A Tale of Two Robbers
But recently, I’ve been reflecting on the two robbers who were also crucified that day, one on either side of Jesus. They heard the crowd taunting Jesus: “You who would destroy the temple and rebuild it in three days, save yourself! If you are the Son of God, come down from the cross” (Matthew 27:40). The mocking words of the chief priests, scribes, and elders added to the clamor, “He saved others; he cannot save himself. He is the King of Israel; let him come down now from the cross, and we will believe in him” (Matthew 27:42). The books of Matthew and Mark even say that at some point both robbers joined in on the jeers of the crowd.

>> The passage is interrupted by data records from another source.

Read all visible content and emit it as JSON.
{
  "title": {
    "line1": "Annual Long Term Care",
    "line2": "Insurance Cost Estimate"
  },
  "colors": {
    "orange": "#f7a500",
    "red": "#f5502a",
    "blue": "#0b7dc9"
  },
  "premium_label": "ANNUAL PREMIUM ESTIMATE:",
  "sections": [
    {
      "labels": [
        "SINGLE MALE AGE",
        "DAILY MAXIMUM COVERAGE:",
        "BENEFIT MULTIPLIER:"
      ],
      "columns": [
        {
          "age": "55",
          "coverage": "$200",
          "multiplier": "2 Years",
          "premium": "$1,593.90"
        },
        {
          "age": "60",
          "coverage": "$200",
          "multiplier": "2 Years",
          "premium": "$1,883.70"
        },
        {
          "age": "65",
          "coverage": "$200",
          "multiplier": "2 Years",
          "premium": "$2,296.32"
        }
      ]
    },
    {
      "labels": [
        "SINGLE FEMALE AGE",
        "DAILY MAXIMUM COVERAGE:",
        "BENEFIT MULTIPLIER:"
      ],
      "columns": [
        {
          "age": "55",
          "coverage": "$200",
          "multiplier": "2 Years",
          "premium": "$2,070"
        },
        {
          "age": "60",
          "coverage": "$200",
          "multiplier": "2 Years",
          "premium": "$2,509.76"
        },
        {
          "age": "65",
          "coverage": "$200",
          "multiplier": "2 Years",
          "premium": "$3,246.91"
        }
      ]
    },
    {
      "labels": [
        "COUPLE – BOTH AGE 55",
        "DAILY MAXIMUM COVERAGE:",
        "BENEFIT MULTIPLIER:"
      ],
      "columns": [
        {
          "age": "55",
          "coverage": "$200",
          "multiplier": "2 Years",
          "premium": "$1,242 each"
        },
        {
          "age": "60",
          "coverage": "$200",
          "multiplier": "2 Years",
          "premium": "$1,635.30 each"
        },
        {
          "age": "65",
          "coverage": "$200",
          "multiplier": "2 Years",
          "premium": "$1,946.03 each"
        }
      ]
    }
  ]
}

Yet Luke’s Gospel recounts a conversation between Jesus and one of the two robbers who was being crucified alongside him. One robber chooses to mock Jesus (Luke 23:39) while the second chooses to confess his own guilt and defend Jesus’ innocence, rebuking the other (vv. 40-41). He did this even though he had heard how the crowd and religious leaders mocked Jesus telling him to save himself. This second robber asks Jesus to “remember me when you come into your kingdom” (v. 42) to which Jesus responds, “Truly, I say to you, today you will be with me in paradise” (v. 43).
In agonizing pain and facing imminent death, this second robber chose to put his trust in what appeared to be a dying man like himself. He did this even as he heard religious authorities, the crowd, and the other robber ridiculing Jesus. According to Matthew and Mark, he too mocked Jesus. The man who was also God, Jesus Christ, hung on his own cross enduring the ridicule of the crowd, seemingly suffering the same fate as both robbers. Things could not have appeared bleaker for any of the three, and yet something changed for this second robber. There was something about Jesus that engendered trust in this robber’s heart and mind.

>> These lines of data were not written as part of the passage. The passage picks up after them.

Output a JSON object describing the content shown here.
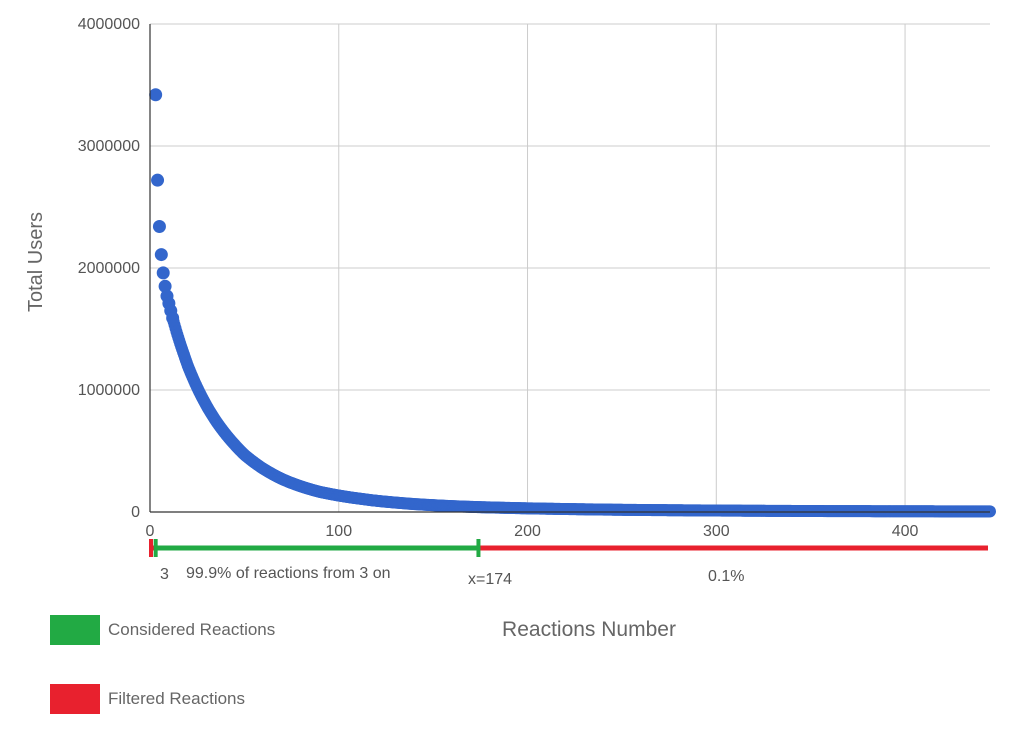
{
  "chart_data": {
    "type": "scatter",
    "xlabel": "Reactions Number",
    "ylabel": "Total Users",
    "xlim": [
      0,
      445
    ],
    "ylim": [
      0,
      4000000
    ],
    "x_ticks": [
      "0",
      "100",
      "200",
      "300",
      "400"
    ],
    "y_ticks": [
      "0",
      "1000000",
      "2000000",
      "3000000",
      "4000000"
    ],
    "grid": true,
    "series": [
      {
        "color": "#3366cc",
        "points": [
          [
            3,
            3420000
          ],
          [
            4,
            2720000
          ],
          [
            5,
            2340000
          ],
          [
            6,
            2110000
          ],
          [
            7,
            1960000
          ],
          [
            8,
            1850000
          ],
          [
            9,
            1770000
          ],
          [
            10,
            1710000
          ],
          [
            11,
            1650000
          ],
          [
            12,
            1590000
          ],
          [
            14,
            1480000
          ],
          [
            16,
            1380000
          ],
          [
            18,
            1290000
          ],
          [
            20,
            1200000
          ],
          [
            25,
            1020000
          ],
          [
            30,
            870000
          ],
          [
            35,
            745000
          ],
          [
            40,
            640000
          ],
          [
            45,
            550000
          ],
          [
            50,
            470000
          ],
          [
            60,
            355000
          ],
          [
            70,
            270000
          ],
          [
            80,
            210000
          ],
          [
            90,
            165000
          ],
          [
            100,
            135000
          ],
          [
            120,
            92000
          ],
          [
            140,
            65000
          ],
          [
            160,
            48000
          ],
          [
            174,
            40000
          ],
          [
            200,
            30000
          ],
          [
            250,
            18000
          ],
          [
            300,
            12000
          ],
          [
            350,
            8000
          ],
          [
            400,
            6000
          ],
          [
            445,
            5000
          ]
        ]
      }
    ],
    "ranges": [
      {
        "from": 0,
        "to": 3,
        "color": "#e8212e"
      },
      {
        "from": 3,
        "to": 174,
        "color": "#22aa44"
      },
      {
        "from": 174,
        "to": 445,
        "color": "#e8212e"
      }
    ],
    "annotations": {
      "start_label": "3",
      "considered_text": "99.9% of reactions from 3 on",
      "cutoff_label": "x=174",
      "filtered_text": "0.1%"
    }
  },
  "legend": {
    "items": [
      {
        "label": "Considered Reactions",
        "color": "#22aa44"
      },
      {
        "label": "Filtered Reactions",
        "color": "#e8212e"
      }
    ]
  }
}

What was it? Why did this second robber defend Jesus and eventually place his trust in another dying man? What was it about Jesus that changed his mind? What might change yours?
What Does This Mean?
When we look at the cross, we feel the weight of sin and death. Jesus Christ bore that weight for all of mankind, even though he lived a perfect, sinless life. At the cross, Jesus’ humanity comes into sharp focus because he suffered and died just as every human before and since has. But he did not deserve to; We do.
To look at the cross of death and sin and shame without seeing Jesus’ divinity leaves us feeling powerless and hopeless. As God, he could have stopped the religious leaders and authorities. He could have disappeared into the crowd as he had once done before. But Jesus chose to go to the cross, willingly and obediently, for the joy set before him. As it has often been said, it was love for mankind that kept him there, not the nails that pierced his hands and feet.

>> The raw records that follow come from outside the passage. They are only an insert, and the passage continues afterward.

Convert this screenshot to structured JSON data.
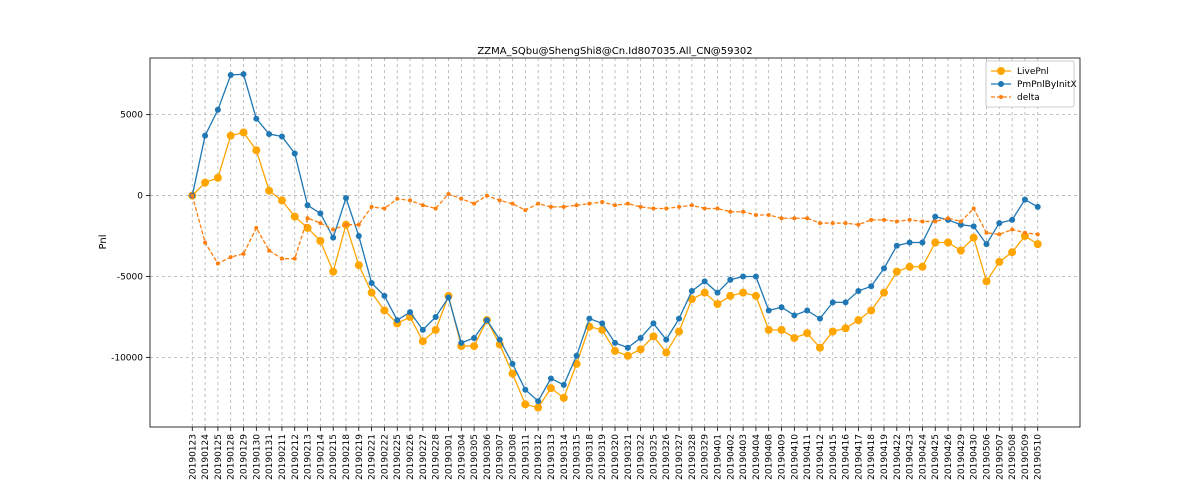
{
  "chart_data": {
    "type": "line",
    "title": "ZZMA_SQbu@ShengShi8@Cn.Id807035.All_CN@59302",
    "y_label": "Pnl",
    "categories": [
      "20190123",
      "20190124",
      "20190125",
      "20190128",
      "20190129",
      "20190130",
      "20190131",
      "20190211",
      "20190212",
      "20190213",
      "20190214",
      "20190215",
      "20190218",
      "20190219",
      "20190221",
      "20190222",
      "20190225",
      "20190226",
      "20190227",
      "20190228",
      "20190301",
      "20190304",
      "20190305",
      "20190306",
      "20190307",
      "20190308",
      "20190311",
      "20190312",
      "20190313",
      "20190314",
      "20190315",
      "20190318",
      "20190319",
      "20190320",
      "20190321",
      "20190322",
      "20190325",
      "20190326",
      "20190327",
      "20190328",
      "20190329",
      "20190401",
      "20190402",
      "20190403",
      "20190404",
      "20190408",
      "20190409",
      "20190410",
      "20190411",
      "20190412",
      "20190415",
      "20190416",
      "20190417",
      "20190418",
      "20190419",
      "20190422",
      "20190423",
      "20190424",
      "20190425",
      "20190426",
      "20190429",
      "20190430",
      "20190506",
      "20190507",
      "20190508",
      "20190509",
      "20190510"
    ],
    "series": [
      {
        "name": "LivePnl",
        "color": "#ffa500",
        "marker_size": 4,
        "dashed": false,
        "values": [
          0,
          800,
          1100,
          3700,
          3900,
          2800,
          300,
          -300,
          -1300,
          -2000,
          -2800,
          -4700,
          -1800,
          -4300,
          -6000,
          -7100,
          -7900,
          -7500,
          -9000,
          -8300,
          -6200,
          -9300,
          -9300,
          -7700,
          -9200,
          -11000,
          -12900,
          -13100,
          -11900,
          -12500,
          -10400,
          -8100,
          -8300,
          -9600,
          -9900,
          -9500,
          -8700,
          -9700,
          -8400,
          -6400,
          -6000,
          -6700,
          -6200,
          -6000,
          -6200,
          -8300,
          -8300,
          -8800,
          -8500,
          -9400,
          -8400,
          -8200,
          -7700,
          -7100,
          -6000,
          -4700,
          -4400,
          -4400,
          -2900,
          -2900,
          -3400,
          -2600,
          -5300,
          -4100,
          -3500,
          -2500,
          -3000
        ]
      },
      {
        "name": "PmPnlByInitX",
        "color": "#1f77b4",
        "marker_size": 3,
        "dashed": false,
        "values": [
          0,
          3700,
          5300,
          7450,
          7500,
          4750,
          3800,
          3650,
          2600,
          -600,
          -1100,
          -2600,
          -150,
          -2500,
          -5400,
          -6200,
          -7700,
          -7200,
          -8300,
          -7500,
          -6300,
          -9100,
          -8800,
          -7700,
          -8900,
          -10400,
          -12000,
          -12700,
          -11300,
          -11700,
          -9900,
          -7600,
          -7900,
          -9100,
          -9400,
          -8800,
          -7900,
          -8900,
          -7600,
          -5900,
          -5300,
          -6000,
          -5200,
          -5000,
          -5000,
          -7100,
          -6900,
          -7400,
          -7100,
          -7600,
          -6600,
          -6600,
          -5900,
          -5600,
          -4500,
          -3100,
          -2900,
          -2900,
          -1300,
          -1500,
          -1800,
          -1900,
          -3000,
          -1700,
          -1500,
          -250,
          -700
        ]
      },
      {
        "name": "delta",
        "color": "#ff7f0e",
        "marker_size": 2,
        "dashed": true,
        "values": [
          0,
          -2900,
          -4200,
          -3800,
          -3600,
          -2000,
          -3400,
          -3900,
          -3900,
          -1400,
          -1700,
          -2100,
          -1800,
          -1800,
          -700,
          -800,
          -200,
          -300,
          -600,
          -800,
          100,
          -200,
          -500,
          0,
          -300,
          -500,
          -900,
          -500,
          -700,
          -700,
          -600,
          -500,
          -400,
          -600,
          -500,
          -700,
          -800,
          -800,
          -700,
          -600,
          -800,
          -800,
          -1000,
          -1000,
          -1200,
          -1200,
          -1400,
          -1400,
          -1400,
          -1700,
          -1700,
          -1700,
          -1800,
          -1500,
          -1500,
          -1600,
          -1500,
          -1600,
          -1600,
          -1400,
          -1600,
          -800,
          -2300,
          -2400,
          -2100,
          -2300,
          -2400
        ]
      }
    ],
    "ylim": [
      -14300,
      8500
    ],
    "yticks": [
      -10000,
      -5000,
      0,
      5000
    ],
    "grid": true,
    "legend": "upper right"
  }
}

Jesus’ resurrection would come in three days, securing victory over sin and death for those who like the second robber choose to believe Jesus was who he said he was. Following the Crucifixion, the disciples grieved their beloved friend, rabbi and Lord. But on the third day when they saw the resurrected Christ, the disciples would respond in initial disbelief, then with gladness and astonishment.
As one of those disciples who bore witness to these events, Peter would later write to a beleaguered church facing suffering and persecution near the close of the 1st century A.D., “Though you have not seen him, you love him. Though you do not now see him, you believe in him and rejoice with joy that is inexpressible and filled with glory, obtaining the outcome of your faith, the salvation of your souls” (1 Peter 1:8-9).
This is the good thing about Friday. It is Good News so powerful that the eyewitnesses to this historical event risked all to tell others about it. Do you believe this?